Biographical Sketch of Mabel Lamberson Sippy (Mrs. Bertram Sippy)

Biographical Database of Militant Suffragists, 1913–1920
Biography of Mabel Lamberson Sippy (Mrs. Bertram Sippy), 1875-1964

Link to NWP Database

By Melanie Zagorski, Undergraduate, Loyola University Chicago

Mabel Zarifa Lamberson was born on February 23, 1875, in Ithaca, Wisconsin. She studied at the University of Wisconsin at Madison, in the College of Letters and Science on the Modern Classical course track. On June 25, 1895, she married Bertram Sippy, a well-known doctor specializing in gastroenterology. By 1920 the Sippys resided in Chicago with four children. Bertram taught at a Medical College and the large household included his mother and two servants.  Bertram passed away in 1924.

Sippy’s contributions to the suffrage movement were more organizational than militant. She was a member of various women’s clubs around Chicago, and hosted frequent events at her home on Woodlawn Avenue in Chicago. In 1904 she joined the Chicago Women’s Club. By 1912 she was chairman of their Equal Suffrage Committee and officer of the Political Equality League, a society auxiliary to the club. She also became President of the Sherman Park Women’s Club, eventually serving as their delegate to the November 1915 State Convention in Springfield. This group grew to forty members by 1913. Sippy often hosted events for the group at her home, including a “musicale” in March of 1915. She was also on the executive committee of the Chicago Peace Society that year.

Sippy played a notable leadership role in the National Woman’s Party (NWP) after it split from the National American Woman Suffrage Association (NAWSA) to pursue the goal of a federal suffrage amendment.
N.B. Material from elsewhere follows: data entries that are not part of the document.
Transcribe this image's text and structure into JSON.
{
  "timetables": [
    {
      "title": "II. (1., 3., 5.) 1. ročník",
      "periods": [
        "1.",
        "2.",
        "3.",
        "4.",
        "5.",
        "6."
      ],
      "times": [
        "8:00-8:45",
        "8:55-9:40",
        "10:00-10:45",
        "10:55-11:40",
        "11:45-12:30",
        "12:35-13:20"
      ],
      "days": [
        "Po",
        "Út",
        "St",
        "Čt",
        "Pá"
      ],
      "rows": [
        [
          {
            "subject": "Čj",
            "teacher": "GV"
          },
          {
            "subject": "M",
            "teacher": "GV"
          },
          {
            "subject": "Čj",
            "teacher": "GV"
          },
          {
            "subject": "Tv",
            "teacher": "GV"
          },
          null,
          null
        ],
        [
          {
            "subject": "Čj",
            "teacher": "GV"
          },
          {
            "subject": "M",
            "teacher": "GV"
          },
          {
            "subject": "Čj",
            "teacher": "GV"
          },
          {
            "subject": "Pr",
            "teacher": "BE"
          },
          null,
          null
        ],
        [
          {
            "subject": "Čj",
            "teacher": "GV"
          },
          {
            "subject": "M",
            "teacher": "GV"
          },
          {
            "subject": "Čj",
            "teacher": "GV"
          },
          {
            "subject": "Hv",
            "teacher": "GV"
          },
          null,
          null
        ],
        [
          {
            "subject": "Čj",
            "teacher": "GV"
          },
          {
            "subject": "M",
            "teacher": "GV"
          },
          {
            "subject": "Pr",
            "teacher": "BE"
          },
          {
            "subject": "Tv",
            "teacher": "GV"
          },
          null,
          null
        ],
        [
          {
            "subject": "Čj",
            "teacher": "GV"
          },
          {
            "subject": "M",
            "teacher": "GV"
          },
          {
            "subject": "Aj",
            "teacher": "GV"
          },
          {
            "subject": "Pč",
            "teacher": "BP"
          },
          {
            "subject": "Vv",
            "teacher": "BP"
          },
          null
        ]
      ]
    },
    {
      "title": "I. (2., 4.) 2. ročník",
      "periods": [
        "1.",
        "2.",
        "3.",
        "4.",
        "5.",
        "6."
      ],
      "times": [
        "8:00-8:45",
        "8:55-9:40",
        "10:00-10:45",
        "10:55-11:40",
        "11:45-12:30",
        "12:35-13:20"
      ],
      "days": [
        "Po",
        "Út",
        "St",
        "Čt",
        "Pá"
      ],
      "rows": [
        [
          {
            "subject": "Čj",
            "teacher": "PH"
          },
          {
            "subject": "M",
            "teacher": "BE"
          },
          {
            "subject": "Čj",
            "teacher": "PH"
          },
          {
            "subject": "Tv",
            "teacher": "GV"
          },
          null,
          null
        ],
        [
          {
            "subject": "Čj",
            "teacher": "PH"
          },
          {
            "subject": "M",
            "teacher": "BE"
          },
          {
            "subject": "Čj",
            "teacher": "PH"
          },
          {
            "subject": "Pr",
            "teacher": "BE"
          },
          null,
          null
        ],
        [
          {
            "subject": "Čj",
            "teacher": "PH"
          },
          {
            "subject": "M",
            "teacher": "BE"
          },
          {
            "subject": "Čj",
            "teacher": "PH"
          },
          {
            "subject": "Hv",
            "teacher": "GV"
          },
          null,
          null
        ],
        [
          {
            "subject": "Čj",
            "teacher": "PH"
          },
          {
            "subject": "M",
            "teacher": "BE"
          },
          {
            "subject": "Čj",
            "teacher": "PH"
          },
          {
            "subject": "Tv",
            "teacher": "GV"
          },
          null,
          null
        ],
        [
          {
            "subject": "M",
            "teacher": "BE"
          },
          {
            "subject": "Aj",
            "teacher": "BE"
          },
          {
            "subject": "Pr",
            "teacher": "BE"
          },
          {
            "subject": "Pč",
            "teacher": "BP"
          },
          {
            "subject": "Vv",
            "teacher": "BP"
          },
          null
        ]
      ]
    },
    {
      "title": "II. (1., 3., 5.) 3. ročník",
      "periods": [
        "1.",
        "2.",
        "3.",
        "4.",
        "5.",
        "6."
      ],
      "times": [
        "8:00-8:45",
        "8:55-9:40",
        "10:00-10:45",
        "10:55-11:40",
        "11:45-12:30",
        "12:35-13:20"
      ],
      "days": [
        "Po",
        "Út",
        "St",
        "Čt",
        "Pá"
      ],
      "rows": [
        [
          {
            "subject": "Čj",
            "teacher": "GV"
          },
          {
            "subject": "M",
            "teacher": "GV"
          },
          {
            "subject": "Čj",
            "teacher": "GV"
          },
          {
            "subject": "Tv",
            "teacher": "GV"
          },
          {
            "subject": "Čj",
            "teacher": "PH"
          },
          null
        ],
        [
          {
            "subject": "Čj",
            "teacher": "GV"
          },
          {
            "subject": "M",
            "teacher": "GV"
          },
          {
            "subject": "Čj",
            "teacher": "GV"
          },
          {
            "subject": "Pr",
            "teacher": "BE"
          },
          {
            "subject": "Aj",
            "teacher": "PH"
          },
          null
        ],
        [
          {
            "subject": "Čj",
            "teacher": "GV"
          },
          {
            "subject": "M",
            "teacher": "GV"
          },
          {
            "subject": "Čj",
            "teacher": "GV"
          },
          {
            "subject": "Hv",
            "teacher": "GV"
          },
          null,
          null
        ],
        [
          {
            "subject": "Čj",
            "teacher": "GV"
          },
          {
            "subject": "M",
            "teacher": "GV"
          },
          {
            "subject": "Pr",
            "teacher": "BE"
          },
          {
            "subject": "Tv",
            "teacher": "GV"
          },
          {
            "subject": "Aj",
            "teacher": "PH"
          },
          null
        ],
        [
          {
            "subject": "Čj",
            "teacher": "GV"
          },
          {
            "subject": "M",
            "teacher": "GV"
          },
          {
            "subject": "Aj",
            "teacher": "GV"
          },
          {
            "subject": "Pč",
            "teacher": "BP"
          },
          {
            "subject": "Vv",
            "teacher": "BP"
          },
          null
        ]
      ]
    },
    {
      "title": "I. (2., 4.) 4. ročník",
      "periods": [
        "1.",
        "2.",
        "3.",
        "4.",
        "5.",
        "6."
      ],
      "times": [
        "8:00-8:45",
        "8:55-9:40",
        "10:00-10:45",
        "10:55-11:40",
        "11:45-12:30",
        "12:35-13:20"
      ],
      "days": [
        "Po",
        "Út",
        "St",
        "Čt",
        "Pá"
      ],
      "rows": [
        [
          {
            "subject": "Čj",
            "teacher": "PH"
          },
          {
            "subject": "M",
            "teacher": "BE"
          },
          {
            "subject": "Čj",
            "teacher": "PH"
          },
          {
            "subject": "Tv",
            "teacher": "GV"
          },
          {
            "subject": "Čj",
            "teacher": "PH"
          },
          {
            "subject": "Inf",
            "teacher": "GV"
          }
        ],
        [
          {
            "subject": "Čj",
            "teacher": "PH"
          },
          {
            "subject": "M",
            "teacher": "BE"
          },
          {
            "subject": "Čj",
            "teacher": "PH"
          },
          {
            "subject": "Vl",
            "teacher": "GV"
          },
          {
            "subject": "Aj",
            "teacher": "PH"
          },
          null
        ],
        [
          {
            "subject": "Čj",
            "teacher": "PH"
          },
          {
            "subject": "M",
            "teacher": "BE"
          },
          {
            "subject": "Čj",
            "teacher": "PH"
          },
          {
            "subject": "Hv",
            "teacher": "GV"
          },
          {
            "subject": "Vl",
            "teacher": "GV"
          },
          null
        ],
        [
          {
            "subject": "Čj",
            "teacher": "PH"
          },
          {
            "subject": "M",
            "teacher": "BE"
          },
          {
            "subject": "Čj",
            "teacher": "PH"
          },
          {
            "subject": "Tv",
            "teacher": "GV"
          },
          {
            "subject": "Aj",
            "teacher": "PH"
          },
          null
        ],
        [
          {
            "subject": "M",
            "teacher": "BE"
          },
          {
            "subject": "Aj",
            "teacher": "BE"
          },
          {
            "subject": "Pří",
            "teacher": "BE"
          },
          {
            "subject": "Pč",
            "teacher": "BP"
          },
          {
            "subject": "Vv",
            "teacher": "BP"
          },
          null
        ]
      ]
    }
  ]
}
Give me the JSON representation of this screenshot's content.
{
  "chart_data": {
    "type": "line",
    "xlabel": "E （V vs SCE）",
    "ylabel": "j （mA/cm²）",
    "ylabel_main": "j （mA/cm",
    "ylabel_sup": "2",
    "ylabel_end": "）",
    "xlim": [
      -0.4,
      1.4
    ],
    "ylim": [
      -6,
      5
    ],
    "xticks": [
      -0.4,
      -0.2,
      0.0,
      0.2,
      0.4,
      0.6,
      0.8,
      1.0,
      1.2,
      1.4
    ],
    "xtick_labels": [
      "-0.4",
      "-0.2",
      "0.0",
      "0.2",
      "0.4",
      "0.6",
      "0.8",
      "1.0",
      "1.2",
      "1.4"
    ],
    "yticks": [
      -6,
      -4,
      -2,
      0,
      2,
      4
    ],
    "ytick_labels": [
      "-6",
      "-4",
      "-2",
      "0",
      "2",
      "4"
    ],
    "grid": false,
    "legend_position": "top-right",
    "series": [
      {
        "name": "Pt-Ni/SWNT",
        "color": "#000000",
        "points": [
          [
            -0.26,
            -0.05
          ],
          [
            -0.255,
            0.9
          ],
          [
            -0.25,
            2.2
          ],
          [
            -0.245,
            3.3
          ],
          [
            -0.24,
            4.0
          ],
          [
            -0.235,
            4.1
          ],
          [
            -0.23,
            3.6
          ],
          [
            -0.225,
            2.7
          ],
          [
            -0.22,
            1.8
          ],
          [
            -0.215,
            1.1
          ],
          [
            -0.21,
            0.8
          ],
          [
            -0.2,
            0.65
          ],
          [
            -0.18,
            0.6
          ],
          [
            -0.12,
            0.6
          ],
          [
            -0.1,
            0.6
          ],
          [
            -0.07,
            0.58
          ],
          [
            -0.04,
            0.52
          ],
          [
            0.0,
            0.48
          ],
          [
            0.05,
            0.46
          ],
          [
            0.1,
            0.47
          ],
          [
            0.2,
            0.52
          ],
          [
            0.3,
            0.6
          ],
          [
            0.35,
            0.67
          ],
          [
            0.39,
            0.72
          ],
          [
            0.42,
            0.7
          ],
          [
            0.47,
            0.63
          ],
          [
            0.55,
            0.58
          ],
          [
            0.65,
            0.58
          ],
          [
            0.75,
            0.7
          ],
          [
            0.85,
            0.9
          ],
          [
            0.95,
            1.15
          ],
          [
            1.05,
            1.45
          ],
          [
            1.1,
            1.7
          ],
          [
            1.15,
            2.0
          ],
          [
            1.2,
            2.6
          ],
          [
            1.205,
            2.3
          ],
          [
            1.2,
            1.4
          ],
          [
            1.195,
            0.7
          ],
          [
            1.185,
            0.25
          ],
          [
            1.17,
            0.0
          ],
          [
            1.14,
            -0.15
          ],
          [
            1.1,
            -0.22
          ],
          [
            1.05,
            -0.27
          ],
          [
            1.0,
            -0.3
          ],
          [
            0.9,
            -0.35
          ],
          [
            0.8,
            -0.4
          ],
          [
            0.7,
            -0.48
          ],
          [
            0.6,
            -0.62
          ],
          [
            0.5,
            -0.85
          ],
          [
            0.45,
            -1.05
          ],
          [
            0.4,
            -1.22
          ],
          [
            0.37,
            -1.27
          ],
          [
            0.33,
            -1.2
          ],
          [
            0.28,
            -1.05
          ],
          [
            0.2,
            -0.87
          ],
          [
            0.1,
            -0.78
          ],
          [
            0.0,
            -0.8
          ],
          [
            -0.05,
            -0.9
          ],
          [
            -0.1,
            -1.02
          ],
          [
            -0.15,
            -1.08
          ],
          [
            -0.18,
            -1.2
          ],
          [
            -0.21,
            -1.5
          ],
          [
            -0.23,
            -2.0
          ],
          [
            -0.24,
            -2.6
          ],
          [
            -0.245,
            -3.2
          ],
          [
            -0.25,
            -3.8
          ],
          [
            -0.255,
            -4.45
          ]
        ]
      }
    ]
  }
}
In 1916, she served as the organization’s state chairman for Illinois, and on the National Committee of state chairmen. Among her actions as chairman, she headed several 1916 deputations to Illinois Congressmen to convince them to vote for what would become the 19th Amendment. One of these deputations met with Illinois Congressman John Sterling on November 27th. Sippy marched with fifty women to see him at the Chicago Court House, carrying banners of purple, white, and gold. Sterling promised to support the constitutional amendment for woman suffrage.

Sippy also headed a committee to distribute suffrage literature at the polls in Chicago in November, 1916. The leaflets urged “Suffrage First,” and “Vote Against Wilson.” The Chicago Tribune warned of a “Suffrage Army of 1,500." The women aimed to visit every polling place in the city in their effort to deny a second term to President Wilson, who did not support woman suffrage by constitutional amendment.

As an educated, upper class woman, Sippy contributed her money and her time to the cause of women’s suffrage. She rose in the ranks of the National Woman’s Party to the position of state chairman, where she organized important lobbying efforts, but she also worked on the local level with Chicago area women’s clubs. Like many other women of her time, she used her unique position of privilege and social consciousness to the benefit of the women’s suffrage movement.

In 1940 Mabel Sippy, now widowed, lived by herself in Evanston, IL and she died at a summer home in Michigan in 1964.


University of Wisconsin, Catalogue (Madison, WI: University of Wisconsin, 1893), 253.

Chicago Women’s Club, Annual Announcement of the Chicago Women’s Club (Chicago: The Club, 1912).

Illinois Federation of Women's Clubs, Directory and Register of Women's Clubs, City of Chicago and Vicinity (Chicago: Linden Bros. & H.H. De Clerque, 1915), 276.

Official Register and Directory of the Women’s Clubs in America (Boston, Mass: Helen M. Winslow, 1913), 71.

American Peace Society, The Advocate of Peace (Washington, D.C.: American Peace Society, 1915), 68.

James Langland, comp., The Chicago Daily News Almanac and Year-Book for 1917 (Chicago: Chicago Daily News, 1917), 272.

“Backing up the Suffrage Amendment in the States,” The Suffragist. No. 50 (1916), 5.

“Women’s Party to Man Polls,” Chicago Tribune, November 7, 1916.